Бенни не решался поверить в то, что все закончилось. Он со страхом ожидал, что тварь вот-вот извернется и встанет на дыбы, разметывая людей во все стороны. И все же умом он понимал, что мухоловка действительно мертва. Охотник, у которого он безуспешно попытался взять интервью, справился, он всех спас. И сам при этом…

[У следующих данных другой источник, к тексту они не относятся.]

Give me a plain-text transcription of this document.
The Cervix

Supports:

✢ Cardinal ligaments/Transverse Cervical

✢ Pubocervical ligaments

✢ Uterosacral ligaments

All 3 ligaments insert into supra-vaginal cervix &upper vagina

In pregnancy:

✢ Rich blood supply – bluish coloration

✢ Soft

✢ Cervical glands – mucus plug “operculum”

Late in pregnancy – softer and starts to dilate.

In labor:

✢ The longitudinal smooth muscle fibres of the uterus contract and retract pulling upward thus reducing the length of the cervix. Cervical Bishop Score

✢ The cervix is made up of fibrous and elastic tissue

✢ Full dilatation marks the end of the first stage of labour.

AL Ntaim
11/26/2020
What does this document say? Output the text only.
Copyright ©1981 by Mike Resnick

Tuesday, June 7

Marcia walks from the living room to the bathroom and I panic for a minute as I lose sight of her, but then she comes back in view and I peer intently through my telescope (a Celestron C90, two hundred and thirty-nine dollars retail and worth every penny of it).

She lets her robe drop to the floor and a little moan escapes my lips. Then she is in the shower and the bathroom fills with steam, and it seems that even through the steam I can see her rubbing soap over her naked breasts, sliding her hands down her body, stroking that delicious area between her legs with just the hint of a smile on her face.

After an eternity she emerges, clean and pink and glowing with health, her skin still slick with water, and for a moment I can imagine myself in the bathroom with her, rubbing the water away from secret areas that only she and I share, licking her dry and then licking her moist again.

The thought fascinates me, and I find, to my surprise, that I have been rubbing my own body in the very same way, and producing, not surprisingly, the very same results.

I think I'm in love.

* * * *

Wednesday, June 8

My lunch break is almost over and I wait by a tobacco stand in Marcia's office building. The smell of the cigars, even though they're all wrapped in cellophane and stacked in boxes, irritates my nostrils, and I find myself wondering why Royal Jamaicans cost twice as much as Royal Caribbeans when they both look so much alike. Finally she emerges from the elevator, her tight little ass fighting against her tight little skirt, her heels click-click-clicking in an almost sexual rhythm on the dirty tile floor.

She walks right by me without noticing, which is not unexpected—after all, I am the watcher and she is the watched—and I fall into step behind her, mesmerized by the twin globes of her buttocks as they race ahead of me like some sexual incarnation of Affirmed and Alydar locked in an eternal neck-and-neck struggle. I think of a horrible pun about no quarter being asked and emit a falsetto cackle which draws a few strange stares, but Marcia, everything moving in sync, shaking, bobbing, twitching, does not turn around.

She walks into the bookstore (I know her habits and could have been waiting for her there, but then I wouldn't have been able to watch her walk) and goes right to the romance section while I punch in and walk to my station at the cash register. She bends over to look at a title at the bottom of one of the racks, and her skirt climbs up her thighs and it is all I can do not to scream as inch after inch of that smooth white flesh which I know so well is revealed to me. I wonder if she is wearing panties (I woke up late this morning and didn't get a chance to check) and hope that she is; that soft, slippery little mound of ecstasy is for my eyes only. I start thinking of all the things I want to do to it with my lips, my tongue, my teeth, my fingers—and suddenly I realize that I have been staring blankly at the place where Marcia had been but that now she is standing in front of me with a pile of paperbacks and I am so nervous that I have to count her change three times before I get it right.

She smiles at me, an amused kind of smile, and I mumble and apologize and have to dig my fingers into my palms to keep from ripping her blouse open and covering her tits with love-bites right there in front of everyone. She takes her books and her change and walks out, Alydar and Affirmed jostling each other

Тут Бенни Трилби увидел шевеление рядом с трупом мухоловки. Из-под одной из лоз кто-то выбирался…
– Припечатать меня на этом самом месте! – воскликнул газетчик, и в следующий миг раздался щелчок. Записывающий цилиндр, о котором репортер совсем забыл, остановился. Запись прекратила идти…
…Время словно застыло в одном мгновении. Мгновении ужаса.
Мистер Дилби, похожий, на полупустой мешок, привалился к кирпичной стене трамвайной станции. Голова его в треснувшем шлеме была опущена долу, а руки безвольно простерлись по земле, словно были сделаны из ваты.
Джаспер лежал в грязи. Его лицо и волосы были сплошь облеплены рыжей пыльцой Скверлум Каберботам.
Он машинально приподнялся после падения и поглядел на стоящих в нескольких шагах от него Полли и Китти.
Они сплелись в объятии, прямо, как там, в подземном зале, когда Полли наконец узнала подругу. Вот только это были не те объятия.
Джаспер не видел лица Китти, поскольку она стояла к нему спиной, но та боль, которая отразилась на губах Полли в виде странной и искореженной улыбки, испугала его намного сильнее того, что произошло мгновение назад. Ее глаза, расширенные и пустые, уставившиеся в пустоту, выглядели отлитыми из стекла. Он видел, как в них зарождаются искорки осознания.
Что происходит в голове человека между тем, как случилось что-то неожиданное, и тем, как он понимает, что именно? За доли мгновения, сменяющиеся в реальной жизни, в его сознании проходят сотни, тысячи таких мгновений, минут, часов, тысячелетий, там может зародиться и вымереть целая вселенная. Или же там ничего не происходит, и просто кто-то одним резким и безжалостным движением в какой-то момент сдирает с глаз корку неведения. И тогда из крохотной искорки догадки, клубясь и ширясь, саморазгорается шар пламени. Пламени, сжигающей тебя изнутри.
Она начинала осознавать, и улыбка потекла вниз уродливой гримасой. Боль, невыносимая боль, вперемешку с отчаянием, исказили ее лицо, окончательно превратив его в маску, отвратительную и страшную настолько, что ее бы не использовали даже в «Театре-в-темном-переулке», известного своими постановками, от которых у зрителей кровь стыла в жилах.
Она поняла, что произошло, и это отразилось в ее застывшей фигуре, в том окоченении, которое ее охватило.
Сердце заскребло, кровь потекла по руке и закапала на землю.
Джаспер, в свою очередь, ничего не понимал… Все произошло так быстро!